In a review published late last year, researchers at Sydney University looked at how well technological advances are doing at engaging people with dementia in meaningful activities and connecting them with others. They performed a systematic search for all relevant studies based out of aged care facilities and published between 2008 and 2018. The authors found 20 studies, seven of them from Australia.

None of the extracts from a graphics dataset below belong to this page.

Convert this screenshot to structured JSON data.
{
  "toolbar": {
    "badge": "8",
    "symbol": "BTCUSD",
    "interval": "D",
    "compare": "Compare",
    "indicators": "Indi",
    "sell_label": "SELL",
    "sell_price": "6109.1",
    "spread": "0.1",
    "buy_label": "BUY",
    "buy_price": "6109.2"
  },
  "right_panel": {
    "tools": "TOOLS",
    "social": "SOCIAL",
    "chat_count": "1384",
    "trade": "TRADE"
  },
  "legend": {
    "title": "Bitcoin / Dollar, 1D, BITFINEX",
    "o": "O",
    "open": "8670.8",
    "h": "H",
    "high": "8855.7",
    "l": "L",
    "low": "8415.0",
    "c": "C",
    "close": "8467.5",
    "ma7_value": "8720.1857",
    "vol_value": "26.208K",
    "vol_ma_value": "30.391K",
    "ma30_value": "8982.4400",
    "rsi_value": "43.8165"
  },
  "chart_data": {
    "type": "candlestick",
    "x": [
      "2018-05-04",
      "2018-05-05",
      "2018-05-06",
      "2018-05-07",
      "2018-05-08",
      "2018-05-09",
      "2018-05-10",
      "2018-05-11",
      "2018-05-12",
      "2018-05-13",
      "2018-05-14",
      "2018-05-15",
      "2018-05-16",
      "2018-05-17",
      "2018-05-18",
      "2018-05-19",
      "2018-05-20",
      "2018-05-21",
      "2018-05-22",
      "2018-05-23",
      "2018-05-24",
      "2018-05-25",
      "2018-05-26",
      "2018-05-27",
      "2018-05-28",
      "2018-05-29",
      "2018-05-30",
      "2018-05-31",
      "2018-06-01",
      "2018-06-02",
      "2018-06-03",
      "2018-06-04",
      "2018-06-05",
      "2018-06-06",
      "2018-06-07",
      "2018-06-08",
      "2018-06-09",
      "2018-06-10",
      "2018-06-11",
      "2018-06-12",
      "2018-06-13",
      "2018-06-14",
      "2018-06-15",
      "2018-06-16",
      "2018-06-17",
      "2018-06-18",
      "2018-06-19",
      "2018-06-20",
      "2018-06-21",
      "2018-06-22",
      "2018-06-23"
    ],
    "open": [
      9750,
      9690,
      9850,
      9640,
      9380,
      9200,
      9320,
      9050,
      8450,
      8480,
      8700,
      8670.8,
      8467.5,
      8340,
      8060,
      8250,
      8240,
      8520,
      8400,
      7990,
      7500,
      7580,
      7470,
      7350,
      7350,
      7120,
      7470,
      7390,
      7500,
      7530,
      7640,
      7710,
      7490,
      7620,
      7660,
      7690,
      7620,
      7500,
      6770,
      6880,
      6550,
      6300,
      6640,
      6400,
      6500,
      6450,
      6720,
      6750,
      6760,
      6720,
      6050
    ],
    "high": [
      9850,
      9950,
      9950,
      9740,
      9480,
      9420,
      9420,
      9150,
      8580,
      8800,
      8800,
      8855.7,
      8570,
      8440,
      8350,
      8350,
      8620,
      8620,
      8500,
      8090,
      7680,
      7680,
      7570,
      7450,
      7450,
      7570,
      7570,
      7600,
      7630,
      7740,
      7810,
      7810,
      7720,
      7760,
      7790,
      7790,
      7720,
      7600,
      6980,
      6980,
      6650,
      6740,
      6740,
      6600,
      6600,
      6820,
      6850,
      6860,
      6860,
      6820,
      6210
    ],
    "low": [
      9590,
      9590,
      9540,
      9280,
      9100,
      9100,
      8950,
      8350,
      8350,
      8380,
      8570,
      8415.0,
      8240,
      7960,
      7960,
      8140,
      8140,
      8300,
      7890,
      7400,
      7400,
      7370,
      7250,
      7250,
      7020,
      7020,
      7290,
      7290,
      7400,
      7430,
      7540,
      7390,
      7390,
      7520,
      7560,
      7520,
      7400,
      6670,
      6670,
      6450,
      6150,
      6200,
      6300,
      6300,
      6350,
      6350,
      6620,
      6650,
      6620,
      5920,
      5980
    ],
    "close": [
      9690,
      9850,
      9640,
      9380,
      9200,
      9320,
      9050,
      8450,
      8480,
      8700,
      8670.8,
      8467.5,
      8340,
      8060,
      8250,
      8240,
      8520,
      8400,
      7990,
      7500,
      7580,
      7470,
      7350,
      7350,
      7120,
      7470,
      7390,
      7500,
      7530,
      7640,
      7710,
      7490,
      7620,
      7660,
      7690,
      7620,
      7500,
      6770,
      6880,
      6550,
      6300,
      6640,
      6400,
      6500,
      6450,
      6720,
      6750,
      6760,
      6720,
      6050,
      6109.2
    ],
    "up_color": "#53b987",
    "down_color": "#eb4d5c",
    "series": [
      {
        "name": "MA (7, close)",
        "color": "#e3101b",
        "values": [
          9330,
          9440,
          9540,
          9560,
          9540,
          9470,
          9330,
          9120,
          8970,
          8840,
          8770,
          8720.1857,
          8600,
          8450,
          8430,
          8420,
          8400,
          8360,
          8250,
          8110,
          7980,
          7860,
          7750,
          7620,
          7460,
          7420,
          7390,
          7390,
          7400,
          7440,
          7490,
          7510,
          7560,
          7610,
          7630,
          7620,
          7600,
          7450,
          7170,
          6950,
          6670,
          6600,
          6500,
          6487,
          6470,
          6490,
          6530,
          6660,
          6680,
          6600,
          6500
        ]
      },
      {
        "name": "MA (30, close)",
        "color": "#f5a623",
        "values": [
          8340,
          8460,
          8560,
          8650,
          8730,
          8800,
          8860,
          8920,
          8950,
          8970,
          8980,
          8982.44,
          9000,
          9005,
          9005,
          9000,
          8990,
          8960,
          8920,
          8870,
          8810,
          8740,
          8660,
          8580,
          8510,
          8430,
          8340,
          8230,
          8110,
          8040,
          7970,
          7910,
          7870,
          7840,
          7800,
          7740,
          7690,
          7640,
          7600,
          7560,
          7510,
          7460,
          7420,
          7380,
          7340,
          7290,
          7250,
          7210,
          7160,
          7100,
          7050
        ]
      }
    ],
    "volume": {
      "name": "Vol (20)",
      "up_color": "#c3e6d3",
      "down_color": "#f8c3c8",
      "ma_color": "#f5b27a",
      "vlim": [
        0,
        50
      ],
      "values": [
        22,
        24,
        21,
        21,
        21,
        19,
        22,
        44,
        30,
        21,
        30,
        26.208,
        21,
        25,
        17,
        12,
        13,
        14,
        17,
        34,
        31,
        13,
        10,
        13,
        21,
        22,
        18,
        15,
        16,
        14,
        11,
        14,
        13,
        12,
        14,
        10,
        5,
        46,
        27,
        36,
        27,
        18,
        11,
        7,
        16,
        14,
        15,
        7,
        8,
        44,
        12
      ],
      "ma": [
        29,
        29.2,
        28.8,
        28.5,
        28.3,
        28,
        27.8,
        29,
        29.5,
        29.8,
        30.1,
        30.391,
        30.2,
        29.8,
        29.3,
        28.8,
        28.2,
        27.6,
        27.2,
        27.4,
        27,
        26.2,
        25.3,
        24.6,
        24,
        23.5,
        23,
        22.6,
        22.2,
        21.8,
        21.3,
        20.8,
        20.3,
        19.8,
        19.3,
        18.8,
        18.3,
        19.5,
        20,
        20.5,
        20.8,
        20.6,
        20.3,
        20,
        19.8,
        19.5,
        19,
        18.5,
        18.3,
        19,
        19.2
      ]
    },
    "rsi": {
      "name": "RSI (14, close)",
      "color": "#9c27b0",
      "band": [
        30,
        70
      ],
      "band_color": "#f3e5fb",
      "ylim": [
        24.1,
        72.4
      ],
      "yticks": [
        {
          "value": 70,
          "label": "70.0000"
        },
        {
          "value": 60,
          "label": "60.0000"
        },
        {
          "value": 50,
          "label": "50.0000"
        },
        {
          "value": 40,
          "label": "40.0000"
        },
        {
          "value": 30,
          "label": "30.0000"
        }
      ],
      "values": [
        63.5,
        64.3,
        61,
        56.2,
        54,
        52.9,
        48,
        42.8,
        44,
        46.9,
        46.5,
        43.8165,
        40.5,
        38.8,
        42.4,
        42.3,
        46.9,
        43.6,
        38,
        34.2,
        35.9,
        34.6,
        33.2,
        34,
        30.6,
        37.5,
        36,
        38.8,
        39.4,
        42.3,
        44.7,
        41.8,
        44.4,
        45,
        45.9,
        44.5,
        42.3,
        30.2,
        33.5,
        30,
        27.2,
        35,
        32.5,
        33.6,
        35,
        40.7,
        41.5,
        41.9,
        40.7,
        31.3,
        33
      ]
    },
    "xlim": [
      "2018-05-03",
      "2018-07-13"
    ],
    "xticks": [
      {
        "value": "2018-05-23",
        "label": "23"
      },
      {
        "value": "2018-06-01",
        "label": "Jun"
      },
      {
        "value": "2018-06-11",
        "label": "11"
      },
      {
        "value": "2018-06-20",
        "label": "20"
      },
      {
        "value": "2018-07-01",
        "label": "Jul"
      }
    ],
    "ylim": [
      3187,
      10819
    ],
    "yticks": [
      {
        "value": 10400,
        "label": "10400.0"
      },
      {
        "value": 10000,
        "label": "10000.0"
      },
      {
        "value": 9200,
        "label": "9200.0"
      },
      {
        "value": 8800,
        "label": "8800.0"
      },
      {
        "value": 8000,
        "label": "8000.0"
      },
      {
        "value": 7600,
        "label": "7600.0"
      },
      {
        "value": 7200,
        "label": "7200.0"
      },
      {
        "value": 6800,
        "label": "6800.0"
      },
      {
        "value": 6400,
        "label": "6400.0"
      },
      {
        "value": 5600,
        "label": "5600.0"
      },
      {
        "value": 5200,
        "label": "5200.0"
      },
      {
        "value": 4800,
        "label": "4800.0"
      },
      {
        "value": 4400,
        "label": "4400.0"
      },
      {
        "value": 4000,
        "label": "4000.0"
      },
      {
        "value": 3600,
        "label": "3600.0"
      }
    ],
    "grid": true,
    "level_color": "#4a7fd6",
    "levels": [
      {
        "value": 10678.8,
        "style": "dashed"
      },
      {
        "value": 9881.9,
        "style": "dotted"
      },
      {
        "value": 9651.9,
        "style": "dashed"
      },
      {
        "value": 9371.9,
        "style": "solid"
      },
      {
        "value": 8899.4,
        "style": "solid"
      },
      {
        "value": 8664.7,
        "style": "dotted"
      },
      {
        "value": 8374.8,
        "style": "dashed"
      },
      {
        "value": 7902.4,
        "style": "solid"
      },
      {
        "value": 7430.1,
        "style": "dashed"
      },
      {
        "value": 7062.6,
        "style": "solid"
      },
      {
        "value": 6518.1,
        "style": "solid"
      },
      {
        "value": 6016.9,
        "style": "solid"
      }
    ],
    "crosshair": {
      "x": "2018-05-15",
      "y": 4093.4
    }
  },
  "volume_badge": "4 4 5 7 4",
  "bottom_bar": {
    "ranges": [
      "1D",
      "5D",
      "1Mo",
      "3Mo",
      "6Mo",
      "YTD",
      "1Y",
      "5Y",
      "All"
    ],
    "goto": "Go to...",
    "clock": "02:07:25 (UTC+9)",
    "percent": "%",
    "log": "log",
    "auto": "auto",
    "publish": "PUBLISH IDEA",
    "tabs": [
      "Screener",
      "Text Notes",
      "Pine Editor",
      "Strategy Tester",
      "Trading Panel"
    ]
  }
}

Balancing Respectful Engagement
Technology fell into two categories – robotics and multimedia computer programs. The most frequently evaluated robotic was PARO, an interactive fluffy white seal robot that barks and wags its tail. Gerry, a giraffe-shaped robot, described as “Skype on Wheels”, was another named robotic. It is designed to be kept inside the home of the person with dementia and remotely controlled by their family. The review reported that people with severe dementia, relative to mild dementia, benefited most from interactions with the robotics. Relatedly, the authors raised the ethical issue of robotic animals appearing too childlike or “silly” for some people. Overall, the use of robots was related to higher frequencies of positive behaviours observed in people with dementia, such as smiling and laughing – as well as an improved quality of life. However, this was not consistently more so than in interactions with real pets or plush toys.
The multimedia computer programs mainly took the format of interactive personalised content, such as photographs, videos, music and family messages, to assist with reminiscence. Staff and family reported finding the structured programs provided confidence in initiating or maintaining conversations with people with dementia. Similar to robotics, the review summarised a reported increase in positive behaviours and human interaction using the computers; although again, not reliably more so than traditional leisure activities.
As we consider an indefinite time behind closed doors for our loved ones aged over 70 during the COVID-19 pandemic, the viability of new technologies to enhance meaningful engagement for those with dementia becomes suddenly more appealing.